一見障害者には見えない発達障害者の就労で多用される。資格は特にないが、福祉に関心のある者が、短期講習で養成される場合が多い。

また、障害者自立支援法による「障害者就労移行支援事業所」に勤務する、雇用先との調整や利用者の指導を行う職員のことをジョブコーチという場合がある。

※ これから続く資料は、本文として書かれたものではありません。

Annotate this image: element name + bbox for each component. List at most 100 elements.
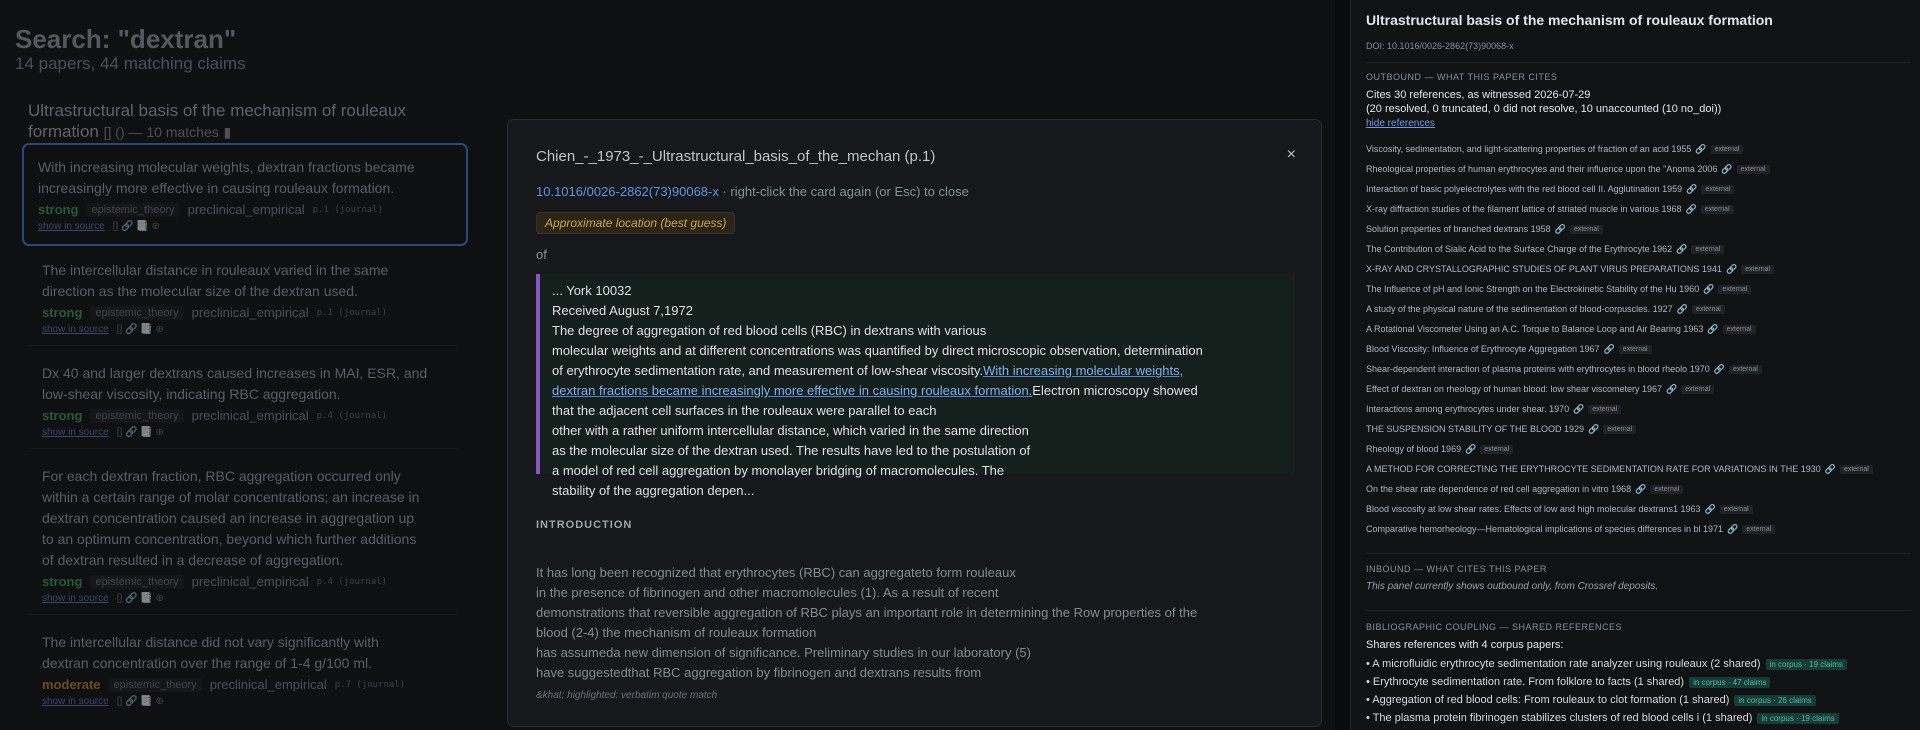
reference-item[interactable]: Comparative hemorheology—Hematological i… (1366, 519, 1911, 539)
reference-item[interactable]: Shear-dependent interaction of plasma pr… (1366, 359, 1911, 379)
shared-paper-item[interactable]: • Erythrocyte sedimentation rate. From f… (1366, 673, 1911, 691)
link-icon[interactable]: 🔗 (1588, 424, 1599, 435)
link-icon[interactable]: 🔗 (1677, 304, 1688, 315)
external-badge: external (1742, 524, 1776, 534)
link-icon[interactable]: 🔗 (1825, 464, 1836, 475)
claim-action-icons[interactable]: [] 🔗 📑 ⊕ (117, 696, 164, 707)
external-badge: external (1618, 344, 1652, 354)
reference-item[interactable]: X-RAY AND CRYSTALLOGRAPHIC STUDIES OF PL… (1366, 259, 1911, 279)
show-in-source-link[interactable]: show in source (42, 427, 109, 438)
link-icon[interactable]: 🔗 (1686, 184, 1697, 195)
reference-title: Interactions among erythrocytes under sh… (1366, 404, 1570, 414)
link-icon[interactable]: 🔗 (1603, 344, 1614, 355)
show-in-source-link[interactable]: show in source (42, 324, 109, 335)
reference-item[interactable]: Viscosity, sedimentation, and light-scat… (1366, 139, 1911, 159)
link-icon[interactable]: 🔗 (1695, 144, 1706, 155)
reference-title: Viscosity, sedimentation, and light-scat… (1366, 144, 1692, 154)
search-title: Search: "dextran" (15, 24, 237, 54)
reference-item[interactable]: A METHOD FOR CORRECTING THE ERYTHROCYTE … (1366, 459, 1911, 479)
corpus-badge[interactable]: in corpus · 47 claims (1689, 676, 1771, 688)
corpus-badge[interactable]: in corpus · 19 claims (1765, 658, 1847, 670)
external-badge: external (1588, 404, 1622, 414)
link-icon[interactable]: 🔗 (1721, 164, 1732, 175)
reference-item[interactable]: A Rotational Viscometer Using an A.C. To… (1366, 319, 1911, 339)
modal-title: Chien_-_1973_-_Ultrastructural_basis_of_… (536, 148, 936, 165)
claim-action-icons[interactable]: [] 🔗 📑 ⊕ (117, 427, 164, 438)
highlighted-quote: With increasing molecular weights, (983, 363, 1184, 378)
claim-text: The intercellular distance in rouleaux v… (42, 262, 389, 299)
claim-tags: strong epistemic_theory preclinical_empi… (42, 574, 444, 589)
epistemic-tag: epistemic_theory (90, 408, 184, 423)
epistemic-tag: epistemic_theory (86, 202, 180, 217)
corpus-badge[interactable]: in corpus · 19 claims (1757, 712, 1839, 724)
chart-icon: ▮ (223, 124, 232, 140)
close-icon[interactable]: × (1287, 146, 1296, 164)
corpus-badge[interactable]: in corpus · 26 claims (1734, 694, 1816, 706)
reference-list: Viscosity, sedimentation, and light-scat… (1366, 139, 1911, 539)
reference-title: A study of the physical nature of the se… (1366, 304, 1673, 314)
strength-badge: strong (42, 574, 83, 589)
reference-item[interactable]: Rheological properties of human erythroc… (1366, 159, 1911, 179)
evidence-tag: preclinical_empirical (191, 305, 309, 320)
reference-item[interactable]: Effect of dextran on rheology of human b… (1366, 379, 1911, 399)
link-icon[interactable]: 🔗 (1573, 404, 1584, 415)
claim-card[interactable]: For each dextran fraction, RBC aggregati… (28, 466, 458, 615)
reference-item[interactable]: A study of the physical nature of the se… (1366, 299, 1911, 319)
external-badge: external (1603, 424, 1637, 434)
show-in-source-link[interactable]: show in source (42, 696, 109, 707)
reference-item[interactable]: Interaction of basic polyelectrolytes wi… (1366, 179, 1911, 199)
strength-badge: strong (42, 408, 83, 423)
link-icon[interactable]: 🔗 (1666, 384, 1677, 395)
shared-paper-item[interactable]: • A microfluidic erythrocyte sedimentati… (1366, 655, 1911, 673)
reference-title: Blood viscosity at low shear rates. Effe… (1366, 504, 1701, 514)
claim-card[interactable]: The intercellular distance in rouleaux v… (28, 260, 458, 346)
link-icon[interactable]: 🔗 (1635, 484, 1646, 495)
excerpt-line: ... York 10032 (552, 283, 632, 298)
reference-title: On the shear rate dependence of red cell… (1366, 484, 1632, 494)
reference-item[interactable]: THE SUSPENSION STABILITY OF THE BLOOD 19… (1366, 419, 1911, 439)
evidence-tag: preclinical_empirical (209, 677, 327, 692)
external-badge: external (1700, 204, 1734, 214)
reference-title: The Contribution of Sialic Acid to the S… (1366, 244, 1673, 254)
coupling-heading: BIBLIOGRAPHIC COUPLING — SHARED REFERENC… (1366, 622, 1623, 632)
reference-item[interactable]: Solution properties of branched dextrans… (1366, 219, 1911, 239)
reference-item[interactable]: Rheology of blood 1969 🔗 external (1366, 439, 1911, 459)
claim-card-selected[interactable]: With increasing molecular weights, dextr… (22, 143, 468, 246)
close-hint: · right-click the card again (or Esc) to… (718, 184, 969, 199)
claim-card[interactable]: Dx 40 and larger dextrans caused increas… (28, 363, 458, 449)
link-icon[interactable]: 🔗 (1714, 364, 1725, 375)
claim-action-icons[interactable]: [] 🔗 📑 ⊕ (113, 221, 160, 232)
shared-references-list: • A microfluidic erythrocyte sedimentati… (1366, 655, 1911, 727)
claim-card[interactable]: The intercellular distance did not vary … (28, 632, 458, 717)
claim-action-icons[interactable]: [] 🔗 📑 ⊕ (117, 324, 164, 335)
reference-item[interactable]: The Influence of pH and Ionic Strength o… (1366, 279, 1911, 299)
reference-item[interactable]: The Contribution of Sialic Acid to the S… (1366, 239, 1911, 259)
link-icon[interactable]: 🔗 (1727, 524, 1738, 535)
reference-title: X-RAY AND CRYSTALLOGRAPHIC STUDIES OF PL… (1366, 264, 1722, 274)
link-icon[interactable]: 🔗 (1465, 444, 1476, 455)
hide-references-link[interactable]: hide references (1366, 118, 1435, 129)
link-icon[interactable]: 🔗 (1555, 224, 1566, 235)
doi-link[interactable]: 10.1016/0026-2862(73)90068-x (536, 184, 719, 199)
shared-paper-item[interactable]: • Aggregation of red blood cells: From r… (1366, 691, 1911, 709)
show-in-source-link[interactable]: show in source (42, 593, 109, 604)
source-excerpt: ... York 10032 Received August 7,1972 Th… (536, 274, 1295, 498)
link-icon[interactable]: 🔗 (1705, 504, 1716, 515)
reference-item[interactable]: Interactions among erythrocytes under sh… (1366, 399, 1911, 419)
reference-title: A METHOD FOR CORRECTING THE ERYTHROCYTE … (1366, 464, 1821, 474)
paper-meta: [] () — 10 matches (103, 124, 219, 140)
reference-item[interactable]: Blood Viscosity: Influence of Erythrocyt… (1366, 339, 1911, 359)
claim-action-icons[interactable]: [] 🔗 📑 ⊕ (117, 593, 164, 604)
reference-item[interactable]: Blood viscosity at low shear rates. Effe… (1366, 499, 1911, 519)
link-icon[interactable]: 🔗 (1686, 204, 1697, 215)
link-icon[interactable]: 🔗 (1726, 264, 1737, 275)
show-in-source-link[interactable]: show in source (38, 221, 105, 232)
link-icon[interactable]: 🔗 (1707, 324, 1718, 335)
reference-title: A Rotational Viscometer Using an A.C. To… (1366, 324, 1704, 334)
link-icon[interactable]: 🔗 (1676, 244, 1687, 255)
reference-item[interactable]: On the shear rate dependence of red cell… (1366, 479, 1911, 499)
paper-heading[interactable]: Ultrastructural basis of the mechanism o… (28, 100, 448, 143)
reference-item[interactable]: X-ray diffraction studies of the filamen… (1366, 199, 1911, 219)
link-icon[interactable]: 🔗 (1703, 284, 1714, 295)
shared-paper-item[interactable]: • The plasma protein fibrinogen stabiliz… (1366, 709, 1911, 727)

また、障害者の雇用の促進等に関する法律による「職場適応援助者助成金制度」を利用しジョブコーチとして活動をする際には、独立行政法人高齢・障害者雇用支援機構の行う第1号職場適応援助者養成研修もしくは第2号職場適応援助者養成研修やJC-NET(ジョブコーチネットワーク)や特定非営利活動法人大阪障害者雇用支援ネットワークの行うジョブコーチ (ジョブ・メイト)養成研修(職場適応援助者養成研修)を修了する事が必須となる。

職場適応援助者が行う支援には主に下記のものがある。

1)障害者本人に対する支援

  1. 人間関係、職場内コミュニケーション(挨拶、報告、職場内マナー等)
  2. 基本的労働習慣(継続勤務、規則の遵守、生活リズムの構築等)
  3. 職務遂行(職務内容の理解、作業遂行力の向上、作業態度の改善)
  4. 通勤等に係る支援

2)雇用主に対する支援

  1. 障害に係る知識(障害特性の理解、障害に配慮した対応方法、医療機関との連携方法等)
  2. 職務内容の設定(作業内容、工程、補助具等の設定等)
  3. 職務遂行に係る指導方法(指示や見本の提示方法、作業ミスの改善等)
  4. 従業員との関わり方(指示・注意の仕方、障害の知識に係る社内啓発の方策等)等に係る支援

3)家族に対する支援

  1. 本人の職業生活を支えるための助言

※支援回数や時間を徐々に減らし、ジョブコーチ主体の支援から事業主主体の支援に移行。支援終了後もフォローアップを行う。 ※期間は、障害者の状況により、期間を区切り、それぞれ目標を立てて支援を行う。標準的には2から4ヶ月である。

ジョブコーチの活動の例[編集]

A社では、就業規則で、10年勤続すれば、部下を持たなければならないと定められていた。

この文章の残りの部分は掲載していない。